Y en la plenaria, ese espectáculo semanal de tan baja calidad, lamentablemente muy bien pagado con nuestros impuestos, hemos visto y parece que seguiremos viendo y oyendo más de lo mismo; o puede ser que, metidos ya en la loca carrera por mantener o reconquistar el control del Ejecutivo, debamos prepararnos para cosas peores. Así será si nos dejamos, como hasta ahora lo hemos hecho. Pero, precisamente en lo relativo a la justicia, el país también ha presenciado la antítesis de lo anterior en la figura de un funcionario raro —no fantástico ni magnífico, sino raro—.

Sin sucumbir a la tentación de pagar con la misma moneda las necedades que ha tenido que oír desde el Salón Azul y leer en arrogantes comunicados, tanto sobre sí mismo como sobre su desempeño como cabeza del Órgano Judicial, José Belarmino Jaime ha sacado la casta. Por encima de las miserias de la politiquería nacional, consideró "pertinente apartarse del conocimiento" del proceso iniciado por el abogado Enrique Anaya Barraza para que se declaren inconstitucionales los decretos por medio de los cuales la Asamblea Legislativa nombró a los magistrados de la Corte Suprema de Justicia para el período 2012-2021.

Ante el "placer aristocrático de desagradar" encarnado en el mal gusto de unos, ha predominado la negación de un probable gusto personal como podría ser el continuar presidiendo la Corte Suprema de Justicia y su Sala de lo Constitucional, o conocer y decidir en el proceso de inconstitucionalidad mencionado. Sin embargo, Jaime decidió que prevaleciera lo bueno para el país. Hoy toca que la opinión pública conozca o confirme su imparcialidad y transparencia, pese a ser parte de esa Corte cuya mayoría de integrantes carecen de plano y en pleno de esas condiciones.

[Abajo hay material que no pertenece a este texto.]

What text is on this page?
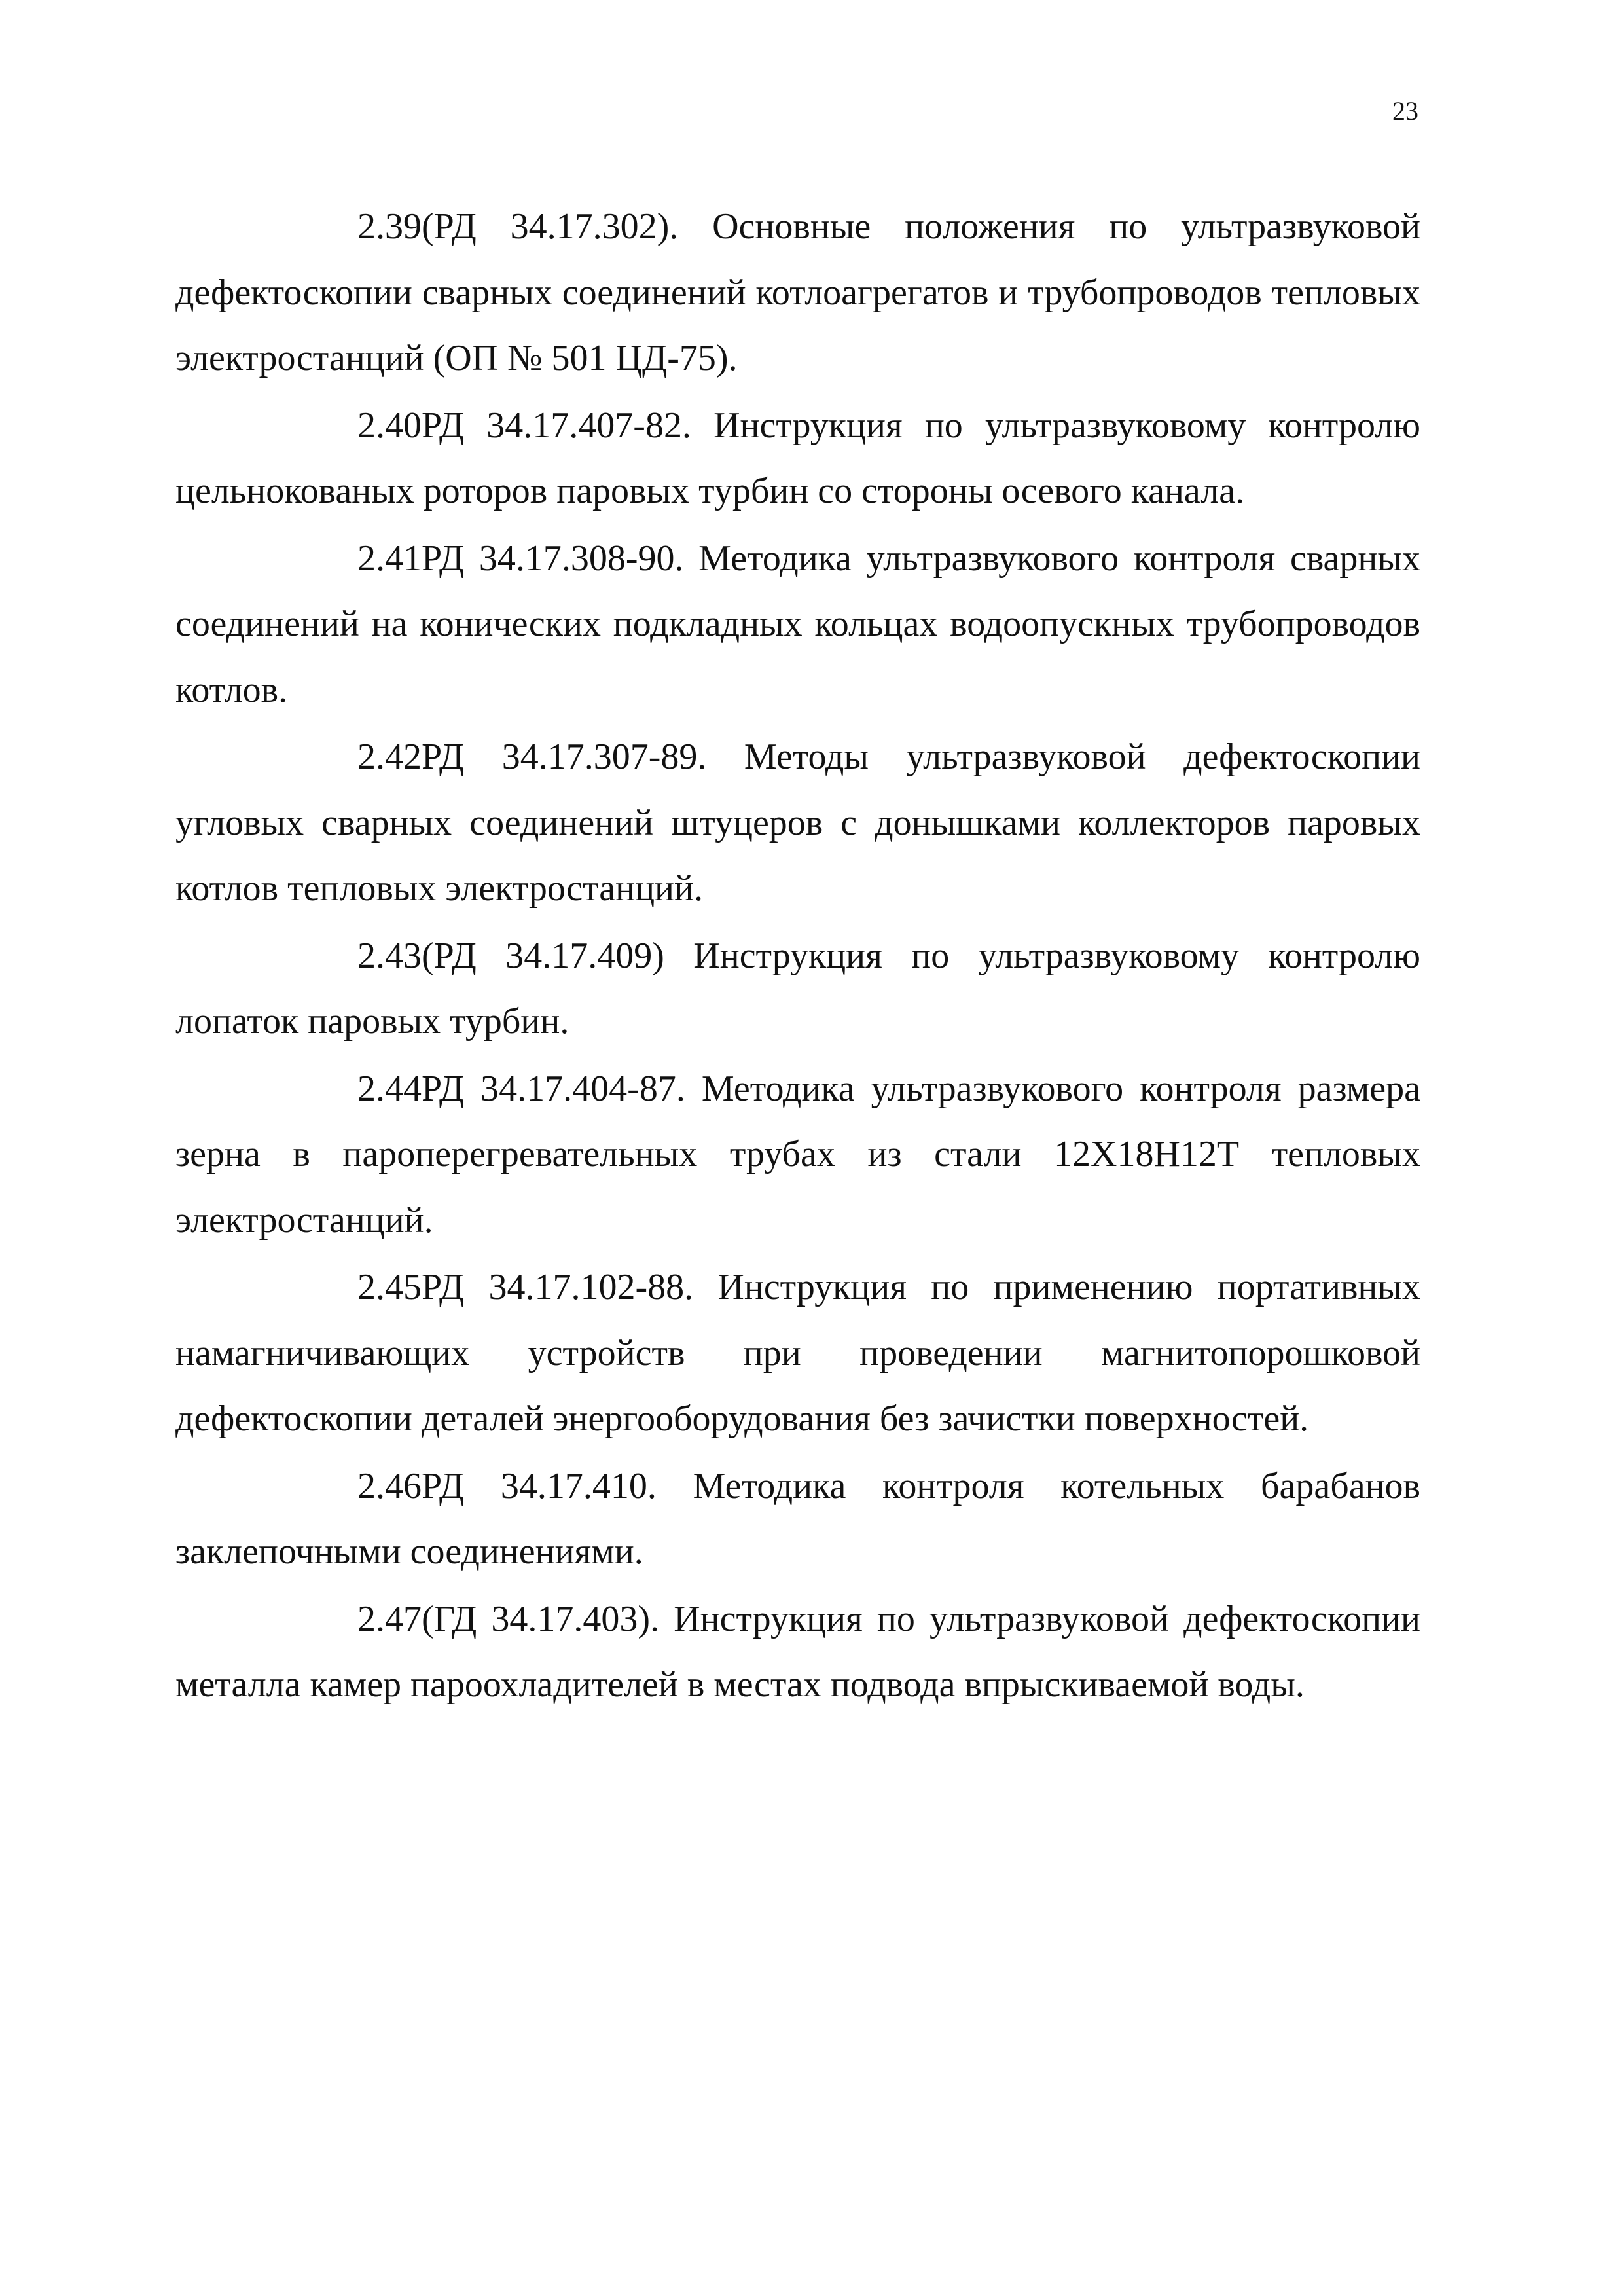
23

2.39(РД 34.17.302). Основные положения по ультразвуковой дефектоскопии сварных соединений котлоагрегатов и трубопроводов тепловых электростанций (ОП № 501 ЦД-75).

2.40РД 34.17.407-82. Инструкция по ультразвуковому контролю цельнокованых роторов паровых турбин со стороны осевого канала.

2.41РД 34.17.308-90. Методика ультразвукового контроля сварных соединений на конических подкладных кольцах водоопускных трубопроводов котлов.

2.42РД 34.17.307-89. Методы ультразвуковой дефектоскопии угловых сварных соединений штуцеров с донышками коллекторов паровых котлов тепловых электростанций.

2.43(РД 34.17.409) Инструкция по ультразвуковому контролю лопаток паровых турбин.

2.44РД 34.17.404-87. Методика ультразвукового контроля размера зерна в пароперегревательных трубах из стали 12Х18Н12Т тепловых электростанций.

2.45РД 34.17.102-88. Инструкция по применению портативных намагничивающих устройств при проведении магнитопорошковой дефектоскопии деталей энергооборудования без зачистки поверхностей.

2.46РД 34.17.410. Методика контроля котельных барабанов заклепочными соединениями.

2.47(ГД 34.17.403). Инструкция по ультразвуковой дефектоскопии металла камер пароохладителей в местах подвода впрыскиваемой воды.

Esta última afirmación no es temeraria ni antojadiza. Se confirma por la respuesta que el lunes 21 de mayo dio esa Corte a la solicitud presentada por un ciudadano, quien invocó para ello los artículos 71 y 73 de la recién estrenada Ley de Acceso a la Información Pública. Él simplemente quería conocer por qué negaron la extradición de trece militares reclamados por la justicia universal, acusados de participar en la masacre ejecutada en la UCA el 16 de noviembre de 1989. Oficialmente le contestaron que se había "discutido el caso y aún no se cuenta con la resolución formalizada, pues, en dicha sesión, se requirió profundizar sobre algunas consideraciones de fondo y de forma del asunto". Dicho en otras palabras: decidieron no extraditarlos sin tener razones jurídicas de fondo, pero las están buscando.

"Arte, poesía, belleza... ¡Extrañas palabras! ¿Serán un conjuro? Hoy cualquier cerdo es capaz de quemar el Edén por cobrar un seguro". Esa reflexión, hecha lírica y canción por Luis Eduardo Aute tras la caída del Muro de Berlín, bien puede acomodarse a lo ocurrido en El Salvador durante las dos décadas de una fraudulenta paz. Buen gusto, decoro, decencia, dignidad... Palabras extrañas, pero necesarias, para imponerse sobre los desagradables, los de mal gusto, los capaces de vender ideas e ideales por cobrar bien y seguro.